Monday, 28 June 2010

Holland v Slovakia

Holland 2 Robben 18, Sjneider 84
Slovakia 1 Vittek (pen) 90 + 4

The B list countries are all going home now. They shine, they sparkle, they put out Italy or France, in England's case they don't do any of those things, but as we head towards the quarter finals the big fish are taking over.

It's like a feeding frenzy, taken to its logical conclusion. During qualifying there are plenty of fish in the sea, and everyone contents themselves with the small fry. By the tournament itself the Balkan bait ball is mostly gone, and the smaller hunters become the hunted. Once they get out of the group stage it's bye bye to halibut, herring, and English carp, and before we know it the real sharks are on their own, thrashing around and gorging on each other until one monstrous hammerhead emerges triumphant from the debris of scale and crunched bones.

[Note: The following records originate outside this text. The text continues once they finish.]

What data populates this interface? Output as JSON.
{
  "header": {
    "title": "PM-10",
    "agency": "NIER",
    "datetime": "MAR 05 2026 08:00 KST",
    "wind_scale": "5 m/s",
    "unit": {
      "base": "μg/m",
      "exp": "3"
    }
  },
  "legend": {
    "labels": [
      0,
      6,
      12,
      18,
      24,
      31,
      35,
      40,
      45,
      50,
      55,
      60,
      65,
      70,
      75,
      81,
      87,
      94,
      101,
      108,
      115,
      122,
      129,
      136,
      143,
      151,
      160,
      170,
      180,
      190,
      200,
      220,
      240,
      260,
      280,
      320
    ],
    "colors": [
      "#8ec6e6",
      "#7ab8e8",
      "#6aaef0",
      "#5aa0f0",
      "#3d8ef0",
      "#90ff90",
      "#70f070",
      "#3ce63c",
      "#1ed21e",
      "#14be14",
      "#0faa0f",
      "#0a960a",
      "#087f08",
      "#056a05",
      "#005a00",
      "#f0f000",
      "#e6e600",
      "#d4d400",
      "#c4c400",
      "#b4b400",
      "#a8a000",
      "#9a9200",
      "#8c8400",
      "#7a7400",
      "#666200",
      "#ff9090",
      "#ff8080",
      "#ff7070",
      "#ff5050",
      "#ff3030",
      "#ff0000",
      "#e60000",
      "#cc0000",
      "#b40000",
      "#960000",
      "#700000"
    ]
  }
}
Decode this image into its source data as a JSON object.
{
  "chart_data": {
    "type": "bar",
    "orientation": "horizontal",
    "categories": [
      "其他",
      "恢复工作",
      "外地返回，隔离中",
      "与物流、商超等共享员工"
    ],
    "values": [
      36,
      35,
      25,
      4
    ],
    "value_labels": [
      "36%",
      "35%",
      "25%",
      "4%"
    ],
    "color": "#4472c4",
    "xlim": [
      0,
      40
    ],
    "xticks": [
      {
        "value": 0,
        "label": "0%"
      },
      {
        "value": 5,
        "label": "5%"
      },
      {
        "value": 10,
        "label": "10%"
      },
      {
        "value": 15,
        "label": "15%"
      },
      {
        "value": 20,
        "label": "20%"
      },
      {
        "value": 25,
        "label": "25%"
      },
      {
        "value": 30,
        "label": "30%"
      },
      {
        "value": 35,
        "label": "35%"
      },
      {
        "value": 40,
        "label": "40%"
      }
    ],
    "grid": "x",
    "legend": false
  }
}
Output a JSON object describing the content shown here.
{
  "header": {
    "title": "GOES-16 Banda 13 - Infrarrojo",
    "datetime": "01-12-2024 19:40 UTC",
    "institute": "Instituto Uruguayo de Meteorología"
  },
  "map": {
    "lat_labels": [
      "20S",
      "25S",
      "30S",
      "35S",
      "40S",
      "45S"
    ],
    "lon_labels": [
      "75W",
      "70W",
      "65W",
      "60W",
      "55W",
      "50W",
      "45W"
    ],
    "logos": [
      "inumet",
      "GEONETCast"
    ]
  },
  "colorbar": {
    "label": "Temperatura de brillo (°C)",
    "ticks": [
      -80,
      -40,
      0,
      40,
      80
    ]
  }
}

You get the idea. Not that Holland will be describing themselves as one of the really big fish. After all, it's not like they've ever won it, or anything.

The golden generation (a phrase so cheapened by its application to the current England squad that it's hard to use it without spitting) took them to two finals, in 1974 and 1978, but they lost to Germany, then Argentina. Since then we've had the traditional flashes of greatness (one thinks immediately of the Bergkamp goal against Argentina in 1998), but they always seem to burn brightly, then burn out.

This year, they're taking a different tack. No more 6-1 demolition jobs, like the one they inflicted on Yugoslavia in Euro 2000. They were hosting the tournament, and they preened and strutted to a semifinal defeat by Italy that seemed impossible.

This time the preening and the strutting have been left to lesser teams. They've beaten Denmark, Japan, Cameroon and now Slovakia, scored seven goals to two conceded, yet they seem to have ghosted through the tournament.

We're seeing a new, efficient Holland, without the flamboyancy, haircuts or public spats of yesteryear. I like what I'm seeing. Mind you, they've got Brazil next.

The big news for them is that Arjen Robben is back. He played in the Champions League final for Bayern, but hurt himself in a friendly against Hungary a week before the tournament began. They've done fine without him, but they were glad of his goal today. The way he cut inside from the right and put the ball precisely through the minute gap between converging defenders' legs will have brought back happy memories from the days before gold was devalued. Three Lions? Sealions more like. Yes I'm still angry. It's still only the day after the Grim Day, you know. Not Better Yet Day, we call it, and cursed be those who fail to understand.

Yes, let's get back to Holland. The Slovakian goalkeeper Mucha gave them the second, running out to get a ball he was never going to reach. Kuyt headed over him and passed it back to Sjneider, who shot into an empty net. It was a shame for Mucha, who'd had a good game and a good tournament, but that's feeding frenzies for you, no respecters of effort.

The laws of sporting selection relented long enough to allow Slovakia a nice little bonus at the end, as they won a penalty with the last move of the match. Vittek scored, to move to four goals for the tournament. The final whistle blew while they were celebrating. It was how they'd have wanted to go.

The four days since the Italy game were a nice little interlude for them, before normal service was resumed. They didn't entertain against Paraguay or New Zealand, but they've made up for it since. Holland have Brazil, and the winner just has to beat Uruguay or Ghana to get to the final, so it would be a reckless punter who put their money anywhere else, if you ask me.